Owsley pursued Claudette Colbert in his first scenes in Honor Among Lovers (1931), and he couldn’t stop his face from sending weird, resentful signals. Colbert marries him, and wouldn’t you know, it turns out he’s a worthless no-good cad, a drunk, a skirt-chaser, and a thief, nearly making Fredric March’s sexual harasser boss to Colbert look somewhat better if only by comparison.

“You haven’t even got sense enough to stay sober!” Colbert cries as their troubles mount in Honor Among Lovers, which makes Owsley get maudlin; he is particularly gross in his movies when he descends to contrite boyhood and expects his women to mother him. He winds up shooting March and snivels that he didn’t mean to do it right afterward, and then he tries to pin the blame on Colbert. A real winner!

In Indiscreet (1931), Owsley wore a mustache, as if he needed to look even more villainous. Gloria Swanson breaks up with him in the first scene because of his philandering, and so naturally he takes up with her sister, and this is supposed to be a comedy, so Owsley plays in a more comic key here, but not by much. “You’re not bad,” Swanson finally tells him. “You’re just not very bright.” Owsley was a drunken playboy pursuing a blond Joan Crawford in This Modern Age (1931), a Robert Montgomery role that he makes as unattractive as possible.

In the Clara Bow vehicle Call Her Savage (1932), Owsley was Larry Crosby, “one of the worst characters in Chicago.” He knocks girlfriend Thelma Todd down after breaking up with her, but she tells him, “You’ll come back…I understand your little…peculiarities.” Does she mean S&M? Homosexual proclivities? “I doubt there’s any sin in the calendar I haven’t been guilty of,” he tells Bow, who responds to his creepiness with peppy non-sequiturs. He spends their wedding night out on the town and abandons Bow, tossing some money at her. She visits him down in New Orleans, where he seems to be suffering from syphilis, and he physically attacks her, trying to strangle her, before she hits him over the head with a small wooden stepstool.
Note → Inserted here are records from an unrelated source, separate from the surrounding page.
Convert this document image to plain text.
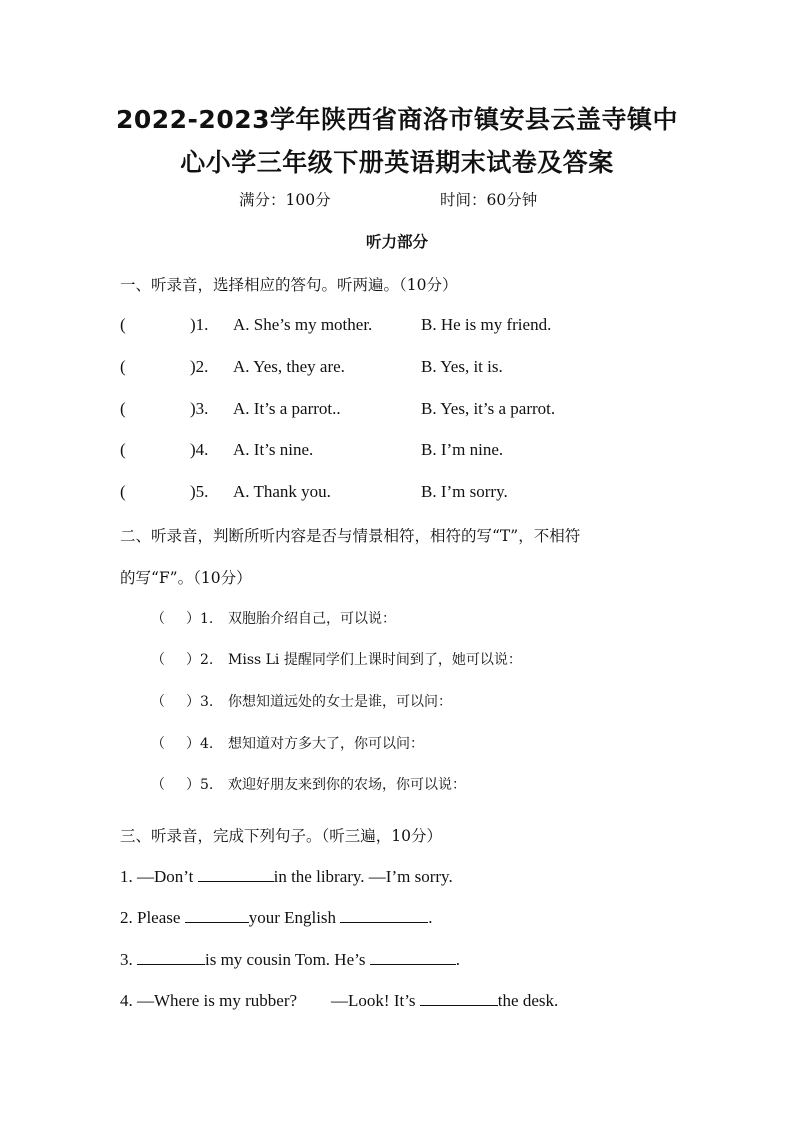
2022-2023学年陕西省商洛市镇安县云盖寺镇中
心小学三年级下册英语期末试卷及答案
满分：100分	时间：60分钟
听力部分
一、听录音，选择相应的答句。听两遍。（10分）
(	)1. A. She’s my mother.	B. He is my friend.
(	)2. A. Yes, they are.	B. Yes, it is.
(	)3. A. It’s a parrot..	B. Yes, it’s a parrot.
(	)4. A. It’s nine.	B. I’m nine.
(	)5. A. Thank you.	B. I’m sorry.
二、听录音，判断所听内容是否与情景相符，相符的写“T”，不相符
的写“F”。（10分）
（ ）1. 双胞胎介绍自己，可以说：
（ ）2. Miss Li 提醒同学们上课时间到了，她可以说：
（ ）3. 你想知道远处的女士是谁，可以问：
（ ）4. 想知道对方多大了，你可以问：
（ ）5. 欢迎好朋友来到你的农场，你可以说：
三、听录音，完成下列句子。（听三遍，10分）
1. —Don’t	in the library. —I’m sorry.
2. Please	your English	.
3.	is my cousin Tom. He’s	.
4. —Where is my rubber?        —Look! It’s	the desk.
Owsley wore a mustache again to blackmail Kay Francis in The Keyhole (1933), and then he pursued Davis in Ex-Lady, where she told him, “Don’t be so persistent…it’s annoying,” and then, “Man… I’m souring on the lot of you!” Resentful of her boyfriend (Gene Raymond) seeing another women, Davis briefly succumbs to Owsley’s advances, flinging herself down on the floor to be kissed by him while drums beat from a bandstand nearby, a sure signal of a self-destructive impulse.

“Ya look pretty good to me,” Mae West tells Owsley in Goin’ to Town (1935), and this shows the great Mae’s imagination and generosity, for Owsley here is a sweaty, drunken, suicidal gambler with lines under his eyes set to marry her for her money (he will provide his family name). He was right at home with all the drinking in James Whale’s Remember Last Night? (1935), but the Production Code had by then put a cramp in his caddish style.

Owsley wound up making a movie with Martha Raye called Hideaway Girl (1936) and a last film at Republic Pictures, a musical called The Hit Parade (1937), before his death, which was a bit mysterious and had people in town talking. “Where does everybody finish?” Owsley asks Ann Harding in Holiday. “You die…And that’s all right, too.”